Весной фазаны сидят тут под каждым кустом и занимаются любовью, на дорогу выбегают прямо перед машинами и застывают ошеломленно – в брачную пору им весь мир кажется величиной в овчинку, фазаны влюбляются во все – в небо, в воду, в людей, в землю, в деревья, в сады, которые по весне распускаются вольно, украшают Приморье (на самом море, на просоленных берегах, они распускаются на две недели позже), в воздух здешний, в сопки. Влюбленные птицы бывают слепы, как люди.
Впрочем, сами люди бывают хуже птиц, влюбленные, они бывают еще и глухи и вообще ничего не замечают… Коряков остановился на несколько мгновений, погрел руки, потом дернул веревку и продолжил движение вниз, одолел одну полку, затем другую и остановился вновь…

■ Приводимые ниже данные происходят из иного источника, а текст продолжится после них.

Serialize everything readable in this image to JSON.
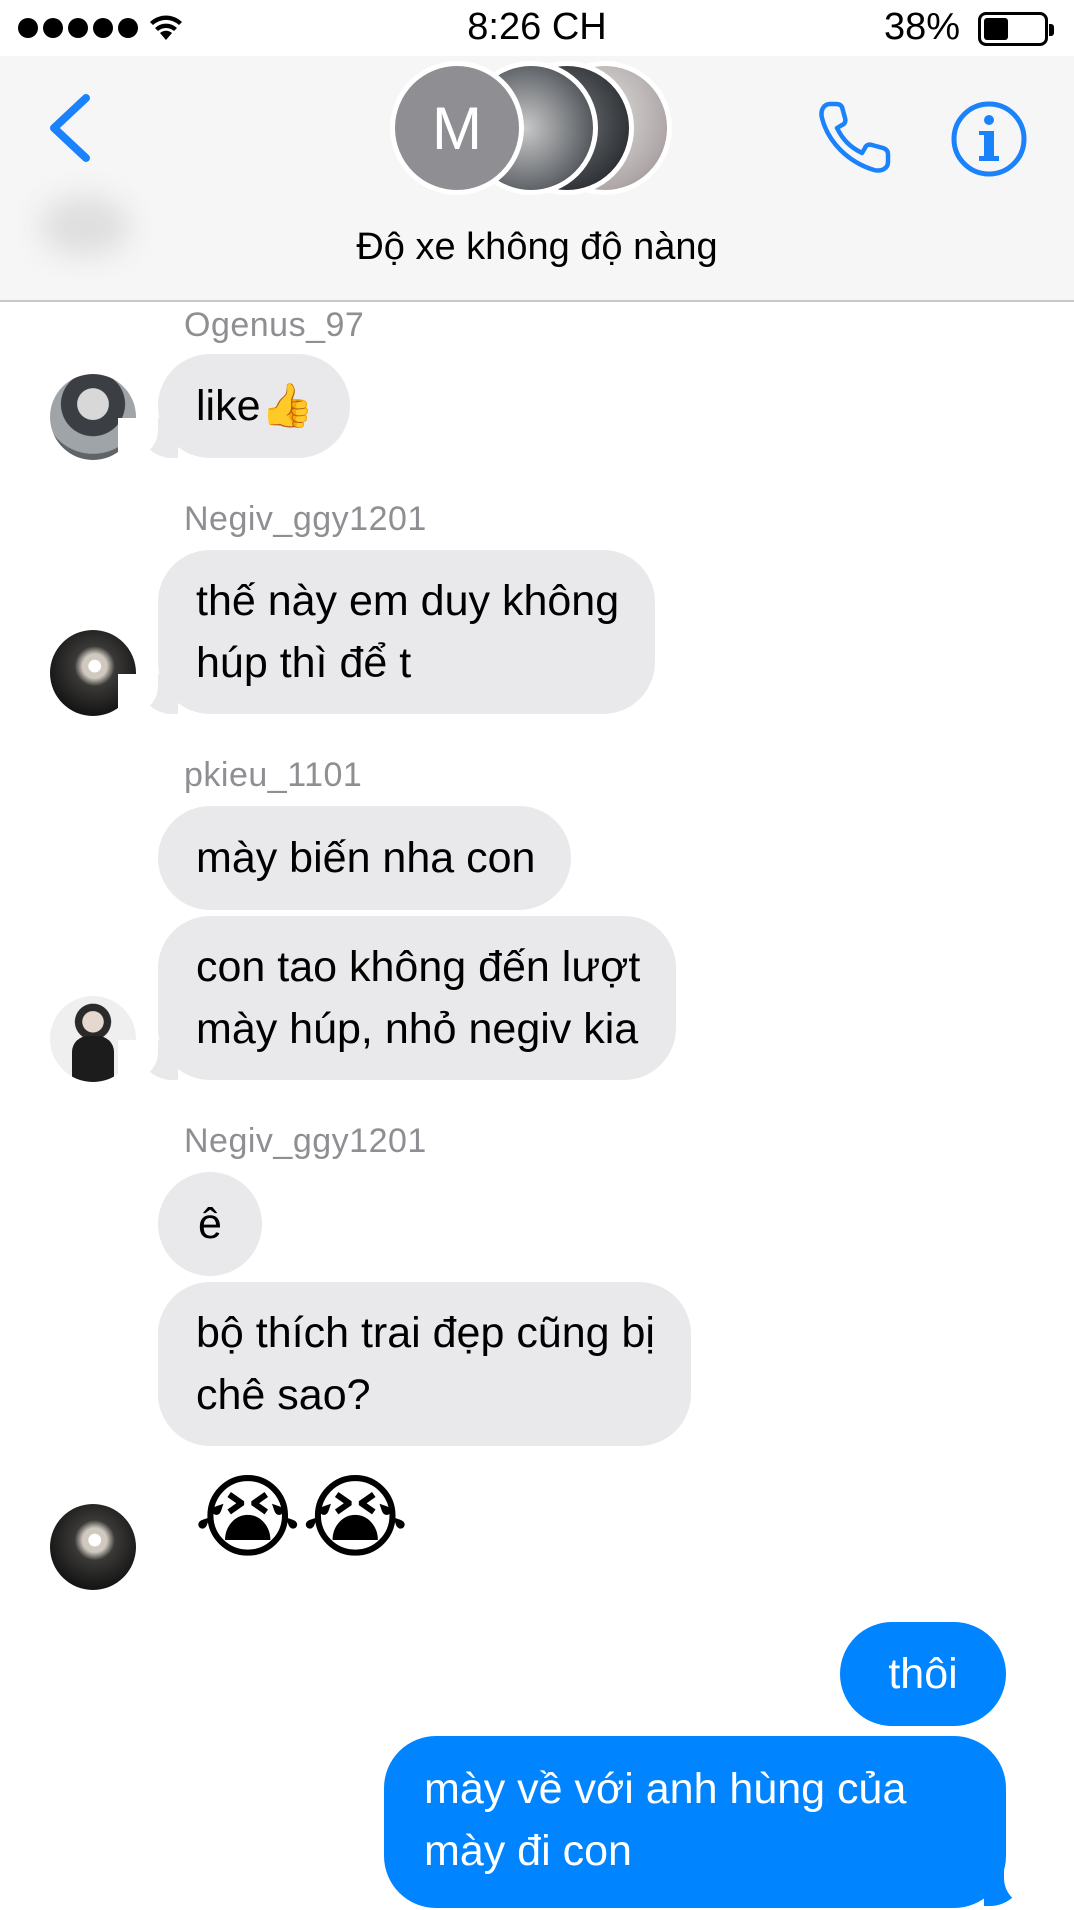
{
  "status_bar": {
    "time": "8:26 CH",
    "battery": "38%",
    "battery_level": 0.38,
    "signal_bars": 5
  },
  "header": {
    "avatar_initial": "M",
    "group_name": "Độ xe không độ nàng",
    "icons": [
      "back-chevron-icon",
      "phone-icon",
      "info-icon"
    ],
    "accent_color": "#1a82fb"
  },
  "messages": [
    {
      "sender": "Ogenus_97",
      "lines": [
        "like👍"
      ],
      "direction": "incoming"
    },
    {
      "sender": "Negiv_ggy1201",
      "lines": [
        "thế này em duy không",
        "húp thì để t"
      ],
      "direction": "incoming"
    },
    {
      "sender": "pkieu_1101",
      "lines": [
        "mày biến nha con"
      ],
      "direction": "incoming"
    },
    {
      "sender": "pkieu_1101",
      "lines": [
        "con tao không đến lượt",
        "mày húp, nhỏ negiv kia"
      ],
      "direction": "incoming"
    },
    {
      "sender": "Negiv_ggy1201",
      "lines": [
        "ê"
      ],
      "direction": "incoming"
    },
    {
      "sender": "Negiv_ggy1201",
      "lines": [
        "bộ thích trai đẹp cũng bị",
        "chê sao?"
      ],
      "direction": "incoming"
    },
    {
      "sender": "Negiv_ggy1201",
      "lines": [
        "😭😭"
      ],
      "direction": "incoming"
    },
    {
      "sender": "",
      "lines": [
        "thôi"
      ],
      "direction": "outgoing"
    },
    {
      "sender": "",
      "lines": [
        "mày về với anh hùng của",
        "mày đi con"
      ],
      "direction": "outgoing"
    }
  ],
  "colors": {
    "incoming_bubble": "#e9e9eb",
    "outgoing_bubble": "#0084ff",
    "sender_name": "#8e8e93"
  }
}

1 января. Контрольно-следовая полоса. 3 час. 25 мин. ночи
Все группы, вышедшие с заставы на поиск нарушителя, цели не достигли, все до единой – нарушитель словно бы сквозь землю провалился. Капитан Шемякин уже обдумывал объяснительный рапорт, который придется писать на имя командира отряда, оправдываться, – хуже нет писать такие рапорты, – морщился, будто на зубы ему попал дичок кислой даурской груши, и продолжал прочесывать пространство, прочно скрытое пургой.
1 января. Застава № 12. 3 час. 25 мин. ночи
Лена вернулась с тетей Диной в пустой, по-сиротски затихший зал канцелярии, где был накрыт стол. Странное, тяжелое и гнетущее впечатление производят такие столы: будто людей вывели из зала и оставили где-то в заколдованном, словно вымерзшем пространстве.
– Ну, по шампанскому, – голосом знакомого актера предложила тетя Дина, – молодец, что не уехала. Представляешь, как бы ты обидела парня, если бы уехала? А он у нас очень хороший, может быть, даже лучший на заставе.
Она налила шампанского.
Из комнаты связи спустилась Оля Керосинова; дежурная, увидев шампанское, оживилась:
– О-о-о!
– Олечка, может, выпьешь капелюшечку?
– Да ты что, теть Дин!
– Новый год же!
– Ни глотка, тетя Дина. Нельзя!
Была Оля одета в пятнистую полевую форму, на мягких крылышках погон красовались ефрейторские птички.
– Ну что там ребята? – спросила тетя Дина. – Не задержали еще этого козла?
– Ищут.
– Может, он ушел?
Керосинова отрицательно покачала головой.
– Нет. На льду реки он не появлялся, инженерная система не зафиксировала.